First, calculate the position of center of mass of the system when the woman stands at one point of the canoe. Then, calculate the position of center of mass of the system when the woman stands at the other end of the canoe. As there is no external force, the position of center of mass should remain constant. Finally, calculate the displacement of canoe by determining the shift in the position of center of mass.

Fundamentals

The position of center of mass of the system consists of two objects of mass ${m_1}$ and ${m_2}$ is determined by using the following equation:

${x_{{\rm{cm}}}} = \frac{{{x_1}{m_1} + {x_2}{m_2}}}{{{m_1} + {m_2}}}$

Here, ${x_1}$ is the position of mass ${m_1}$ and ${x_2}$ is the position of mass ${m_2}$ .

The center of mass shifts towards the more massive object.

Consider the origin at the left end of the canoe.

The position of center of mass is determined by using the following equation:

${x_{{\rm{cm1}}}} = \frac{{{m_{\rm{w}}}{x_{{\rm{w}}1}} + {m_{\rm{c}}}{x_{\rm{c}}}_1}}{{{m_{\rm{w}}} + {m_{\rm{c}}}}}$

Here, ${m_{\rm{w}}}$ and ${m_{\rm{c}}}$ is the mass of woman and mass of canoe respectively, ${x_{{\rm{w1}}}}$ is the position of woman from the left end, and ${x_{{\rm{c1}}}}$ is the position of center of mass of canoe from the left end.

Substitute 45 kg for ${m_{\rm{w}}}$ , 60 kg for ${m_{\rm{c}}}$ , 1.00 m for ${x_{{\rm{w1}}}}$ , and 2.50 m for ${x_{{\rm{c1}}}}$ in above equation.

$\begin{array}{c}\\{x_{{\rm{cm1}}}} = \frac{{\left( {45\,{\rm{kg}}} \right)\left( {1{\rm{ m}}} \right) + \left( {60{\rm{ kg}}} \right)\left( {2.5{\rm{ m}}} \right)}}{{45{\rm{ kg}} + 60{\rm{ kg}}}}\\\\ = 1.857{\rm{ m}}\\\end{array}$

Consider the origin at the left end of the canoe.

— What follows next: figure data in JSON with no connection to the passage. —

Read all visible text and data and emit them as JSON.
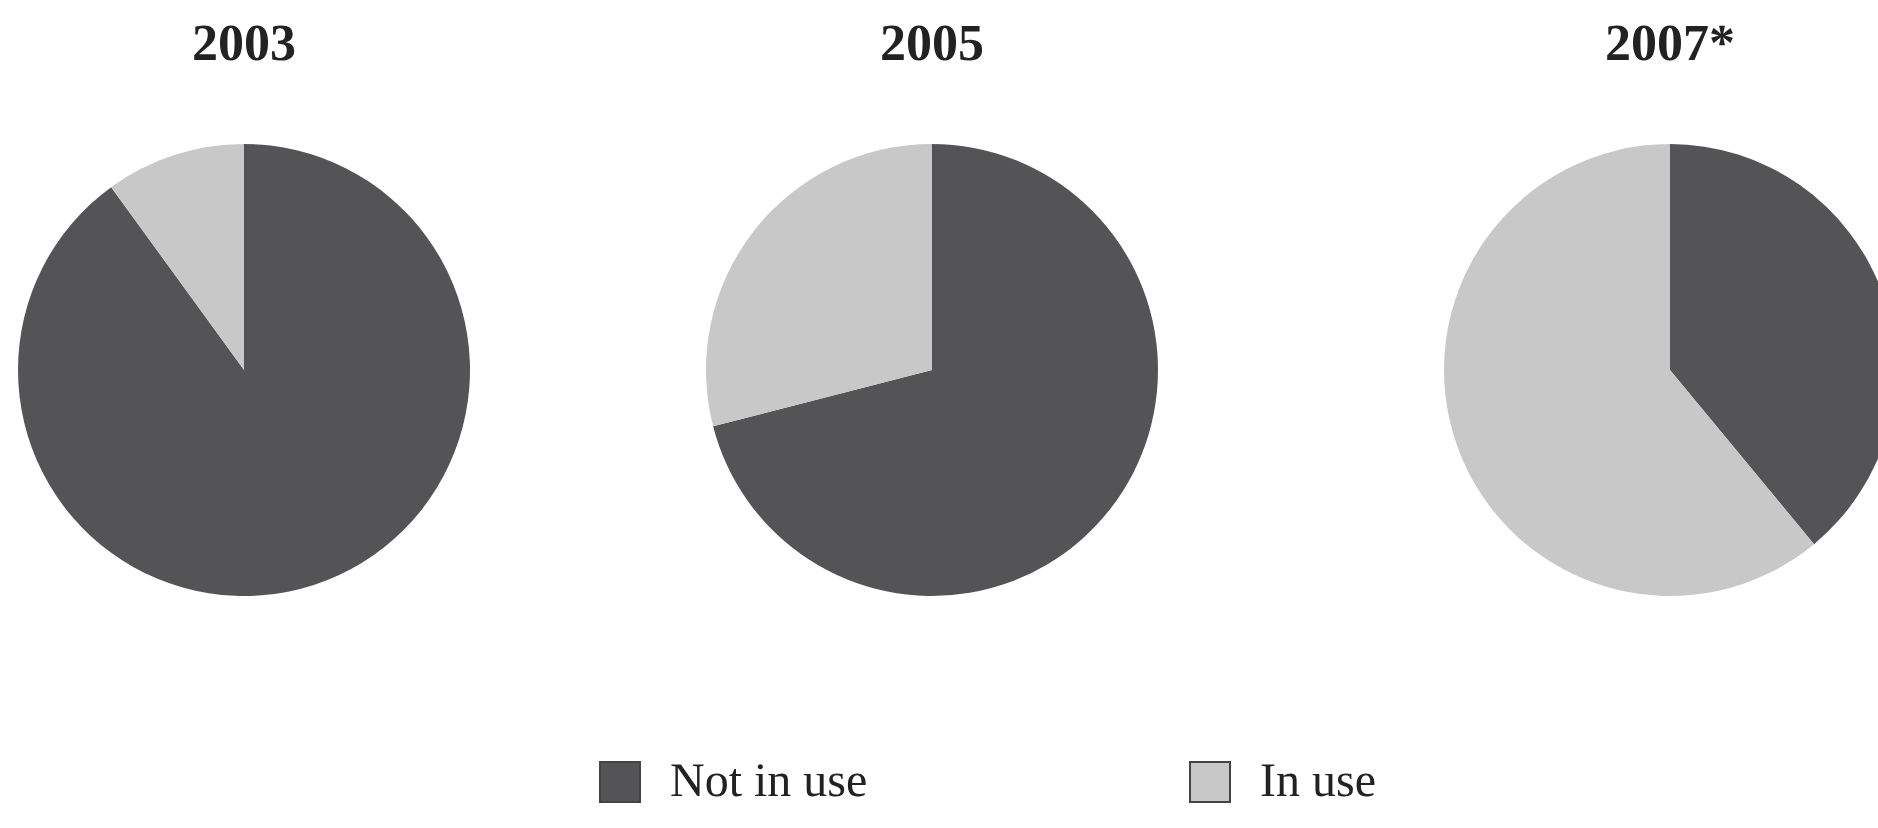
{
  "chart_data": [
    {
      "type": "pie",
      "title": "2003",
      "categories": [
        "Not in use",
        "In use"
      ],
      "values": [
        90,
        10
      ],
      "colors": [
        "#545456",
        "#c8c8c8"
      ],
      "legend": "bottom"
    },
    {
      "type": "pie",
      "title": "2005",
      "categories": [
        null,
        null
      ],
      "values": [
        71,
        29
      ],
      "colors": [
        "#545456",
        "#c8c8c8"
      ]
    },
    {
      "type": "pie",
      "title": "2007*",
      "categories": [
        null,
        null
      ],
      "values": [
        39,
        61
      ],
      "colors": [
        "#545456",
        "#c8c8c8"
      ]
    }
  ]
}
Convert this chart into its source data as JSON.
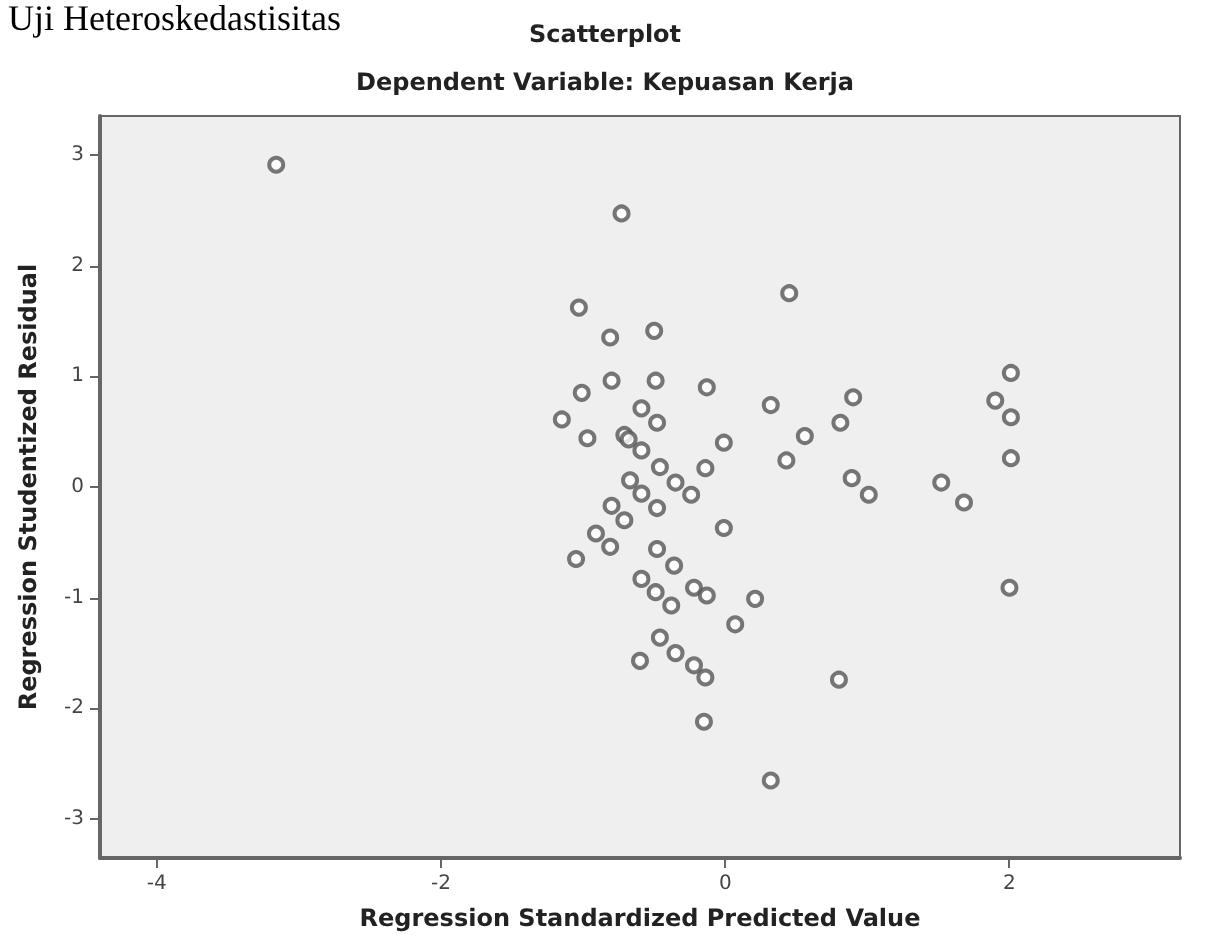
{
  "chart_data": {
    "type": "scatter",
    "title": "Scatterplot",
    "subtitle": "Dependent Variable: Kepuasan Kerja",
    "xlabel": "Regression Standardized Predicted Value",
    "ylabel": "Regression Studentized Residual",
    "annotations": [
      "Uji Heteroskedastisitas"
    ],
    "x": [
      -3.16,
      -0.73,
      0.45,
      -1.03,
      -0.81,
      -0.5,
      -0.8,
      -0.49,
      -0.13,
      -1.01,
      0.32,
      0.9,
      1.9,
      2.01,
      2.01,
      2.01,
      -0.59,
      -0.48,
      -1.15,
      -0.97,
      -0.71,
      -0.68,
      -0.59,
      -0.46,
      -0.01,
      -0.14,
      0.56,
      0.81,
      0.43,
      0.89,
      1.52,
      1.68,
      1.01,
      -0.35,
      -0.24,
      -0.67,
      -0.59,
      -0.48,
      -0.8,
      -0.71,
      -0.81,
      -0.91,
      -1.05,
      -0.01,
      -0.48,
      -0.36,
      -0.59,
      -0.49,
      -0.38,
      -0.22,
      -0.13,
      0.21,
      0.07,
      2.0,
      -0.46,
      -0.6,
      -0.35,
      -0.22,
      -0.14,
      0.8,
      -0.15,
      0.32
    ],
    "series": [
      {
        "color": "#555555",
        "values": [
          2.91,
          2.47,
          1.75,
          1.62,
          1.35,
          1.41,
          0.96,
          0.96,
          0.9,
          0.85,
          0.74,
          0.81,
          0.78,
          1.03,
          0.63,
          0.26,
          0.71,
          0.58,
          0.61,
          0.44,
          0.47,
          0.43,
          0.33,
          0.18,
          0.4,
          0.17,
          0.46,
          0.58,
          0.24,
          0.08,
          0.04,
          -0.14,
          -0.07,
          0.04,
          -0.07,
          0.06,
          -0.06,
          -0.19,
          -0.17,
          -0.3,
          -0.54,
          -0.42,
          -0.65,
          -0.37,
          -0.56,
          -0.71,
          -0.83,
          -0.95,
          -1.07,
          -0.91,
          -0.98,
          -1.01,
          -1.24,
          -0.91,
          -1.36,
          -1.57,
          -1.5,
          -1.61,
          -1.72,
          -1.74,
          -2.12,
          -2.65
        ]
      }
    ],
    "xlim": [
      -4.4,
      3.2
    ],
    "ylim": [
      -3.35,
      3.35
    ],
    "xticks": [
      -4,
      -2,
      0,
      2
    ],
    "yticks": [
      -3,
      -2,
      -1,
      0,
      1,
      2,
      3
    ],
    "grid": false,
    "marker": "circle"
  }
}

The position of woman from left end is,

${x_{{\rm{w2}}}} = L - x$

Here, L is the length of the boat and x is the position of woman from right end.

Substitute 5.00 m for L and 1.00 m for x in equation ${x_{{\rm{w2}}}} = L - x$ .

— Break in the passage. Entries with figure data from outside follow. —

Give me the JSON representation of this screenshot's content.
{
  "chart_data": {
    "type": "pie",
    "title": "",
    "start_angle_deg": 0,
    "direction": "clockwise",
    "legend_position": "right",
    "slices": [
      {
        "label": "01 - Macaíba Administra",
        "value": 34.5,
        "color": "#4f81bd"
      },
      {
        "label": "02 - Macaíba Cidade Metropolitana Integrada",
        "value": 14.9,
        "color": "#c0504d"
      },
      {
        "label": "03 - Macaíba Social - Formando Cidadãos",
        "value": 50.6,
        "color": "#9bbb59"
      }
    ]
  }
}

$\begin{array}{c}\\{x_{{\rm{w2}}}} = 5.00{\rm{ m}} - 1.00{\rm{ m}}\\\\ = 4.00{\rm{ m}}\\\end{array}$

Calculate position of center of mass when the woman stands at 1.00 m from right end of canoe by using the following equation:

${x_{{\rm{cm2}}}} = \frac{{{m_{\rm{w}}}{x_{{\rm{w2}}}} + {m_{\rm{c}}}{x_{\rm{c}}}_1}}{{{m_{\rm{w}}} + {m_{\rm{c}}}}}$

Here, ${x_{{\rm{w2}}}}$ is the position of woman from the left end, and ${x_{{\rm{c1}}}}$ is the position of center of mass of canoe from the left end.

Substitute 45 kg for ${m_{\rm{w}}}$ , 60 kg for ${m_{\rm{c}}}$ , 4.00 m for ${x_{{\rm{w2}}}}$ , and 2.50 m for ${x_{{\rm{c2}}}}$ in above equation.

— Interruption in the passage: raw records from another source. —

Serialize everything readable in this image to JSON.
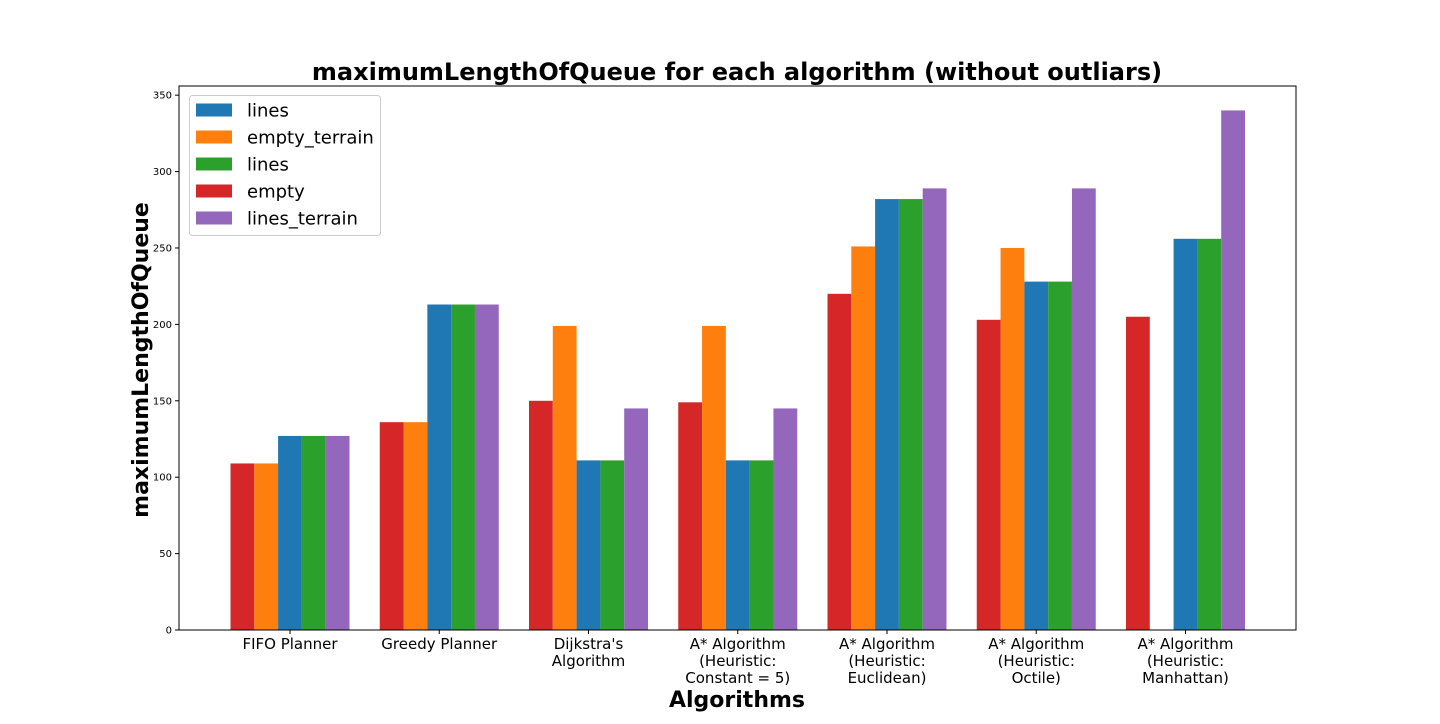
{
  "chart_data": {
    "type": "bar",
    "title": "maximumLengthOfQueue for each algorithm (without outliars)",
    "xlabel": "Algorithms",
    "ylabel": "maximumLengthOfQueue",
    "ylim": [
      0,
      356
    ],
    "yticks": [
      0,
      50,
      100,
      150,
      200,
      250,
      300,
      350
    ],
    "grid": false,
    "legend_position": "top-left",
    "categories": [
      [
        "FIFO Planner"
      ],
      [
        "Greedy Planner"
      ],
      [
        "Dijkstra's",
        "Algorithm"
      ],
      [
        "A* Algorithm",
        "(Heuristic:",
        "Constant = 5)"
      ],
      [
        "A* Algorithm",
        "(Heuristic:",
        "Euclidean)"
      ],
      [
        "A* Algorithm",
        "(Heuristic:",
        "Octile)"
      ],
      [
        "A* Algorithm",
        "(Heuristic:",
        "Manhattan)"
      ]
    ],
    "series": [
      {
        "name": "empty",
        "color": "#d62728",
        "values": [
          109,
          136,
          150,
          149,
          220,
          203,
          205
        ]
      },
      {
        "name": "empty_terrain",
        "color": "#ff7f0e",
        "values": [
          109,
          136,
          199,
          199,
          251,
          250,
          null
        ]
      },
      {
        "name": "lines",
        "color": "#1f77b4",
        "values": [
          127,
          213,
          111,
          111,
          282,
          228,
          256
        ]
      },
      {
        "name": "lines",
        "color": "#2ca02c",
        "values": [
          127,
          213,
          111,
          111,
          282,
          228,
          256
        ]
      },
      {
        "name": "lines_terrain",
        "color": "#9467bd",
        "values": [
          127,
          213,
          145,
          145,
          289,
          289,
          340
        ]
      }
    ],
    "legend_order": [
      2,
      1,
      3,
      0,
      4
    ]
  }
}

$\begin{array}{c}\\{x_{{\rm{cm2}}}} = \frac{{\left( {45\,{\rm{kg}}} \right)\left( {{\rm{4 m}}} \right) + \left( {60{\rm{ kg}}} \right)\left( {2.5{\rm{ m}}} \right)}}{{45{\rm{ kg}} + 60{\rm{ kg}}}}\\\\ = 3.143{\rm{ m}}\\\end{array}$

Calculate the distance moved by the canoe.

The distance moved by the canoe is calculated as follows:

$d = {x_{{\rm{cm2}}}} - {x_{{\rm{cm1}}}}$

Substitute 3.143 m for ${x_{{\rm{cm2}}}}$ and 1.857 m for ${x_{{\rm{cm1}}}}$ in the above equation.

$\begin{array}{c}\\d = 3.143{\rm{ m}} - 1.857{\rm{ m}}\\\\ = 1.29{\rm{ m}}\\\end{array}$

Thus, the distance moved by the canoe is $1.29{\rm{ m}}$ to the left.

Ans:

The distance moved by the canoe is $1.29{\rm{ m}}$ to the left.